On GigaVUE H Series nodes, GigaSMART line cards or modules perform the decryption of TLS/SSL traffic. Using GigaSMART for decryption offloads the decryption function from tools and offers improved tool performance by removing this computationally intensive task. GigaSMART provides a centralized decryption point. Decrypted TLS/SSL traffic can be sent from GigaSMART to inspection tools for further analysis, for example, to look at encrypted communications or to detect malware.

Before TLS/SSL traffic is decrypted, the de-duplication GigaSMART operation can be performed. Decrypted traffic from the GigaSMART line card or module can be filtered, aggregated, and replicated and then sent to one or more monitoring tools for analysis.

Passive TLS/SSL decryption is supported on the following GigaVUE H Series products with GigaSMART line cards or modules installed:

■   GigaVUE‑HC3
■   GigaVUE‑HC2
■   GigaVUE‑HC1
■   GigaVUE-HC1-Plus
■   GigaVUE-HCT

Use Passive TLS/SSL decryption on the GigaSMART line card or module with passive or offline traffic. Tap the traffic to and from a server and pass it to the GigaVUE H Series node with the GigaSMART line card or module.

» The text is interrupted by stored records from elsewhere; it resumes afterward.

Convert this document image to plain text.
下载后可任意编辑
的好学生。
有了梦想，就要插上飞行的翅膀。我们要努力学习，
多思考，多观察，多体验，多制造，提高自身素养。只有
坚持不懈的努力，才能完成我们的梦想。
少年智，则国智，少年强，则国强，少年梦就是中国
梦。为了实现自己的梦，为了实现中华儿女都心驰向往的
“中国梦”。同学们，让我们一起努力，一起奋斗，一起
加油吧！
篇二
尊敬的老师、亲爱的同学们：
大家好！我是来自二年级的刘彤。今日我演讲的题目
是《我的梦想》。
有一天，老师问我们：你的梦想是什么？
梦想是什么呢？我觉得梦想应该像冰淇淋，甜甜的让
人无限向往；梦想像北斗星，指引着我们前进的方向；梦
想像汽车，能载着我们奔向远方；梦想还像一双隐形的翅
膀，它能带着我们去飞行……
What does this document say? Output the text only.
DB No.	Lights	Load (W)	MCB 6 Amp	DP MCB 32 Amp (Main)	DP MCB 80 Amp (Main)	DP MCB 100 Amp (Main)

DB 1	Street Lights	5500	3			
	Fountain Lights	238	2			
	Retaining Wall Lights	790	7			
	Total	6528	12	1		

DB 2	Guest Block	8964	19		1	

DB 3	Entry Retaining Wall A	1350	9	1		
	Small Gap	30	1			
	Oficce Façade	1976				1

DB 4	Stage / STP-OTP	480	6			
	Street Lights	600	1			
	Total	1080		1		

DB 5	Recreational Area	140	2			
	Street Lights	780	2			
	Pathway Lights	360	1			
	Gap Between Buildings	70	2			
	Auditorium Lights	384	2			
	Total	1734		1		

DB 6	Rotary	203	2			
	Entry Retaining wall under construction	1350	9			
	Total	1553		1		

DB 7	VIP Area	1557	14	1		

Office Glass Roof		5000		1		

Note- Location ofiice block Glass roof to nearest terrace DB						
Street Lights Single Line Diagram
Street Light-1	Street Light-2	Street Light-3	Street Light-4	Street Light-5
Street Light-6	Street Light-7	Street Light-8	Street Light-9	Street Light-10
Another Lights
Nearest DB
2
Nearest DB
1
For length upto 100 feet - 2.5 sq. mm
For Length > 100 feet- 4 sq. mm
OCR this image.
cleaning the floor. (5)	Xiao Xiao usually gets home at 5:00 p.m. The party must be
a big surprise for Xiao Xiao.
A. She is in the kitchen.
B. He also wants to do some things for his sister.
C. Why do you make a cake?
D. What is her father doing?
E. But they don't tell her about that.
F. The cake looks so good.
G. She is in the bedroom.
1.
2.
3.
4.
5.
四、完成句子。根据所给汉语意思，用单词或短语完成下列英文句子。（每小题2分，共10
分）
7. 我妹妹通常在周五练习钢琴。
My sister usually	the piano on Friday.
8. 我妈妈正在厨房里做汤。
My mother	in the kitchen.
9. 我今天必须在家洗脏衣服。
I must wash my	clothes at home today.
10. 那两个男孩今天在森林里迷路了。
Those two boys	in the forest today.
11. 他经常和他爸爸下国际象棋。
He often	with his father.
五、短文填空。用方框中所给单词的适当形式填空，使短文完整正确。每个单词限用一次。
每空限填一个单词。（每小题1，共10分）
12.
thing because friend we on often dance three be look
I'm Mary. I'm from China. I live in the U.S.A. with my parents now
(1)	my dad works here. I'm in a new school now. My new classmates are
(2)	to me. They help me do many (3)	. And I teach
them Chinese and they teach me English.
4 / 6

Passive TLS/SSL decryption operations can be assigned to GigaSMART groups consisting of multiple engine ports. Refer to Groups of GigaSMART Engine Ports for details.

For secure storage of private keys, Entrust nShield Hardware Security Module (HSM) is integrated with Passive TLS/SSL decryption. Refer to Entrust nShield HSM for TLS/SSL Decryption for Out-of-Band Tools for details.

Gigamon also offers inline TLS/SSL decryption, which inspects TLS/SSL encrypted traffic inline. Refer to Inline TLS/SSL Decryption for details.